Many homeowners are shocked and dismayed to find that their large renovation projects do not qualify for home improvement tax deductions. The simple fact is, home improvement deductions apply only to a small percentage of projects, with very specific qualifications. If your project resulted in an energy efficiency improvement, then you might very well be entitled to a deduction. But a more reliable source of deductions comes from any work you do to convert your home into a place where you also conduct business. Here are some of the parameters.
- Square Footage Converted. If you decide to dedicate a portion of your home to your primary business, the first step is to find out exactly how much residential square footage you are giving up. The area of the office or work space is easy enough to calculate, but the deductible amount will be expressed as a percentage of the total square footage. Check your title or call your real estate agent if you need to know the total square footage of your home.

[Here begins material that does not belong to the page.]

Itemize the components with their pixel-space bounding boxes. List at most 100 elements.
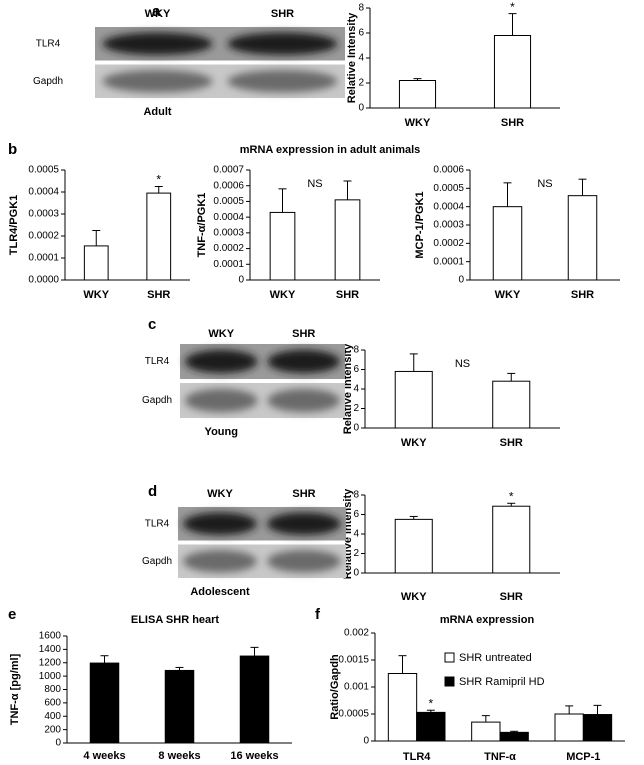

- Exclusive Use. The business you conduct from home must be exclusively within the home office space if you want to claim any home business deductions, let along home improvement deductions. If the home office is your exclusive place of business, you may be able to claim any improvements you make to further the business along. If the home office is the primary business location, but you also use secondary, off site locations from time to time, check with your tax advisor to see if you still qualify for the deductions.
- If You Are Not Self Employed. Some people work from home even if they are employed by someone else. In order to claim any home improvement deductions from renovations of this kind, you must show sufficient reason why working from home is more beneficial to your employer than having you work from the central office. Reasons for this can include telecommuting, medical needs, or specialized off site skills, just to name a few.
If you are planning a home renovation, home addition, or any kind of home improvement taxes and deductions are important things to research. Knowing in advance whether or not your project entitles you to any home improvement deductions can help keep things in perspective when tax time rolls around.